The recent hateful murder of Trayvon Martin in Florida and the xenophobic beating and subsequent death of Shaima Alawadi in her own home in California accentuate the fact that racism still exists. Events such as these deflate the fantastical notion that we have developed a racism-free utopia. It is an inconvenient truth that racism — compounded by xenophobia and religious antipathy — not only exists in today’s world, but is an innate part of human nature. It will exist for as long as the human race endures.

Racism, defined by Webster’s Online Dictionary as “the discriminatory or abusive behavior towards members of another race,” exists in one form or another on every continent and in every country, every society, every neighborhood and every individual. Surprisingly, even our own human immune system behaves in a such a manner. Immunologists speak of a process in which our bodies react defensively to an “unwanted intrusion” by “foreign non-self” elements that are not recognized by the body. Sometimes, however, the process breaks down and the immune system attacks its own cells and tissues leading to what’s called “autoimmunity.” In this state of hypersensitivity, much like overt racism and hatred, the body attacks normal cells or members of its own society as if they were harmful foreign organisms. Similarly, Martin and Alawadi were two normal citizens of the United States who were regarded as harmful beings by their killers.

Much of today’s world functions in a state of autoimmunity, repelling and destroying anything that threatens the status quo. One way to treat autoimmunity in humans is through the use of autoimmune suppressive medicine. The analogous medicine for society — such as the federal anti-racism laws and civil rights institutions, organizations and grassroots movements — has failed to treat or suppress racism. The failure of these efforts to stem racial discrimination may be attributed to the absence of any sustained and continuous campaign against racism. Efforts to address racism thus far have been impartial and fragmented, displacing racism instead of fully eradicating it. Paradoxically, and perhaps ominously, we see displaced racism today regrouping and showing its symptoms again and again.

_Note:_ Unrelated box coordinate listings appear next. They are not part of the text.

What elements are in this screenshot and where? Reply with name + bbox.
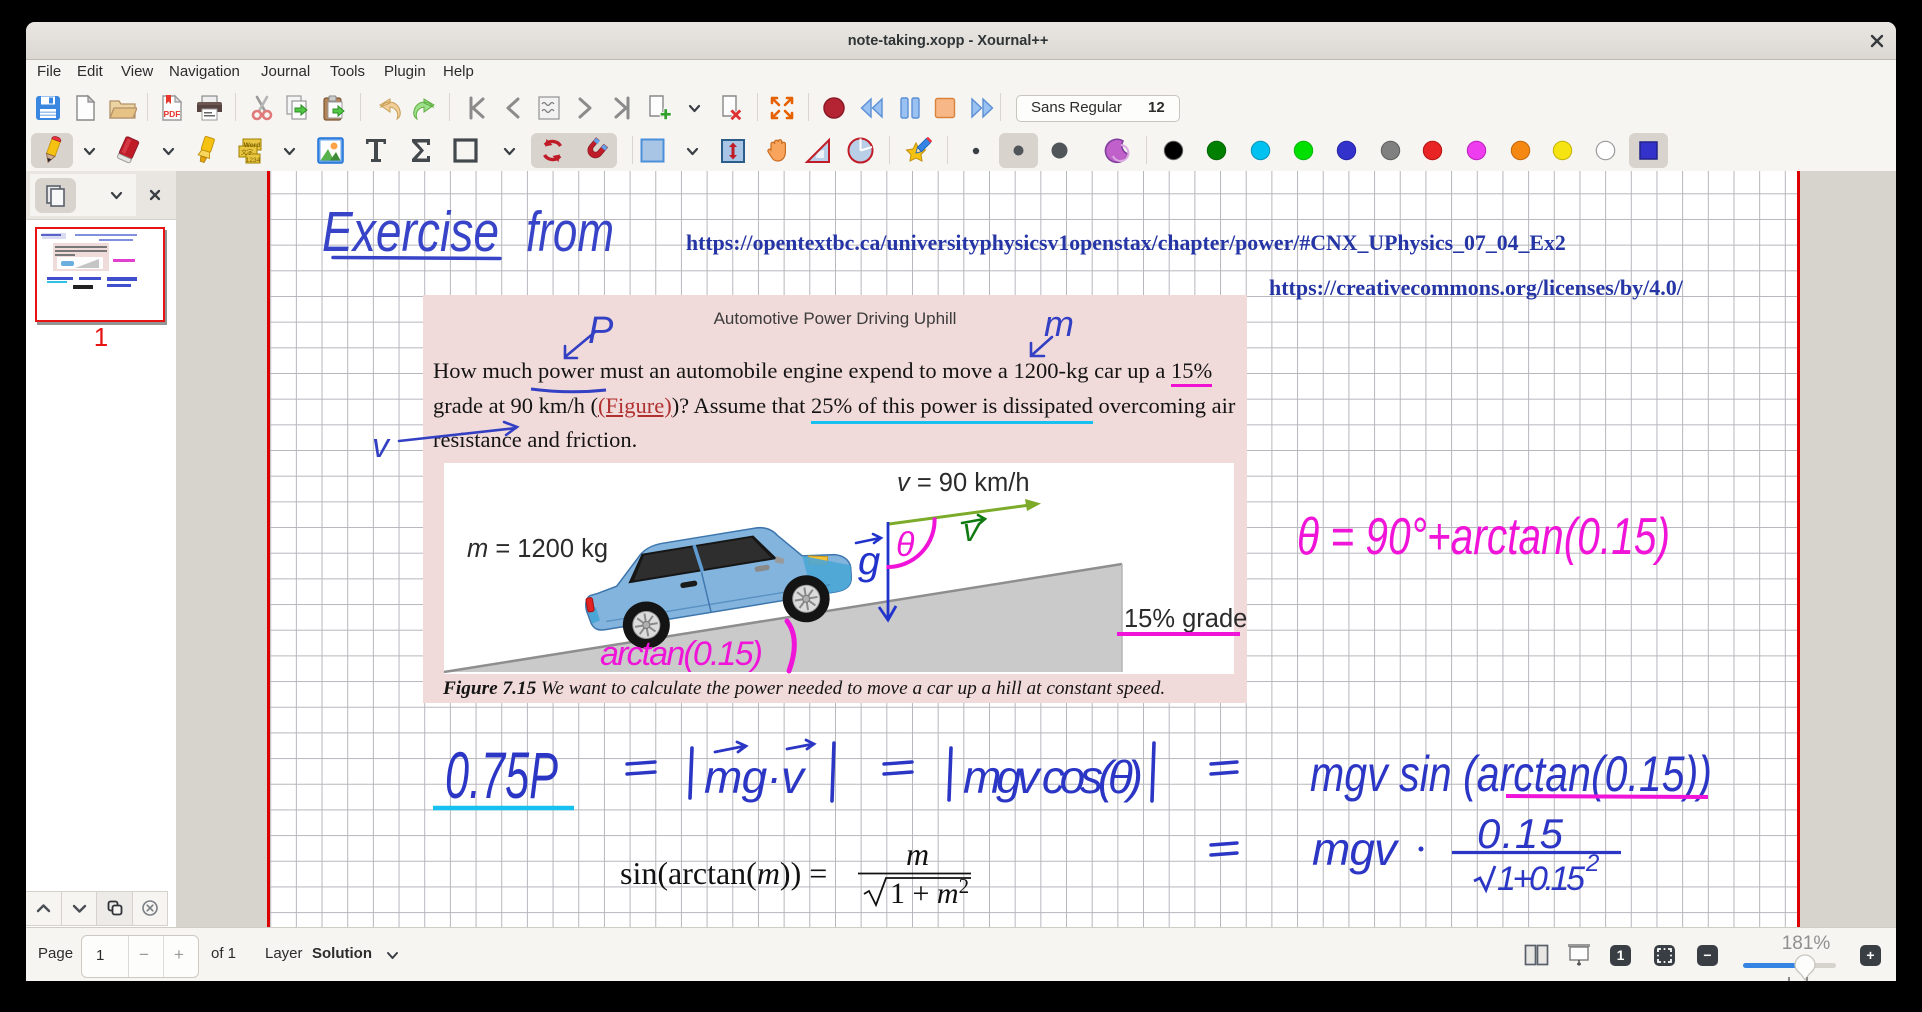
svg-text:v: v xyxy=(372,427,391,465)
svg-text:1234: 1234 xyxy=(246,157,261,164)
svg-text:mgv sin (arctan(0.15)): mgv sin (arctan(0.15)) xyxy=(1310,746,1712,802)
svg-text:PDF: PDF xyxy=(164,109,181,119)
svg-text:from: from xyxy=(526,200,614,264)
svg-text:v = 90 km/h: v = 90 km/h xyxy=(897,469,1030,497)
svg-text:0.75P: 0.75P xyxy=(445,738,558,812)
svg-text:arctan(0.15): arctan(0.15) xyxy=(600,635,763,673)
svg-text:mgv cos(θ): mgv cos(θ) xyxy=(963,751,1143,803)
svg-text:sin(arctan(m)) =: sin(arctan(m)) = xyxy=(620,855,827,891)
svg-text:Exercise: Exercise xyxy=(322,200,499,264)
svg-text:1 + m2: 1 + m2 xyxy=(890,874,969,910)
svg-text:v: v xyxy=(963,512,981,548)
svg-text:θ: θ xyxy=(896,526,915,564)
svg-text:mgv: mgv xyxy=(1312,823,1400,875)
svg-text:0.15: 0.15 xyxy=(1477,810,1564,857)
svg-text:m: m xyxy=(906,836,929,872)
svg-text:Word: Word xyxy=(244,142,261,149)
svg-text:mg·v: mg·v xyxy=(704,751,807,803)
svg-text:P: P xyxy=(588,310,614,352)
svg-text:文字: 文字 xyxy=(241,149,253,157)
svg-text:2: 2 xyxy=(1585,850,1599,877)
svg-text:θ = 90°+arctan(0.15): θ = 90°+arctan(0.15) xyxy=(1297,508,1670,566)
svg-text:m = 1200 kg: m = 1200 kg xyxy=(467,535,608,563)
svg-text:1+0.15: 1+0.15 xyxy=(1497,860,1585,898)
svg-text:g: g xyxy=(858,539,880,583)
svg-text:m: m xyxy=(1044,303,1074,344)
svg-text:15% grade: 15% grade xyxy=(1124,605,1247,633)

It is important to note that racism is not strictly confined within the borders of the U.S. It is rampant abroad as well. It is universal. Racism is not bound to one set of races, colors, ages, religions or ethnicities. In fact, victims of racism and hate can be found not only in places such as Florida and California, but also in places like the Panjwai District of Kandahar, Afghanistan; Toulouse, France and Homs, Syria.

Racism is viral; it will mutate and persist in our society as part of nature. It morphs from an overt racism to a more subtle and more systemic racism that impacts our entire society. It won’t just follow a traditional method of expression such as whites against blacks; it also expresses itself through other outlooks such as through browns or blacks against other minorities. In some places racism will be made explicit through codified laws, entrenched as part of the law of the land. In other places racism won’t be so institutionalized but will instead be expressed indirectly through other vehicles — such as through the actions of a neighborhood guard rather than a policeman.

Unfortunately, there will always be fodder for this viral disorder. There will always be some part of society that feels under threat from multiculturalism, immigration, religion or race. If a society is not color-conscious, then it may be religion-conscious or language-conscious. There always will be reasons to hate anyone for any “unnamed or unnamable sin” such as wearing a hoodie or a hijab. As a result there will always be an artificial class viewed as the untouchables of society. And that is the inconvenient truth about racism, which cannot be eradicated but only reduced through a sustained, multi-faceted campaign that addresses its root causes and quarantines its symptoms effectively in all spheres of society.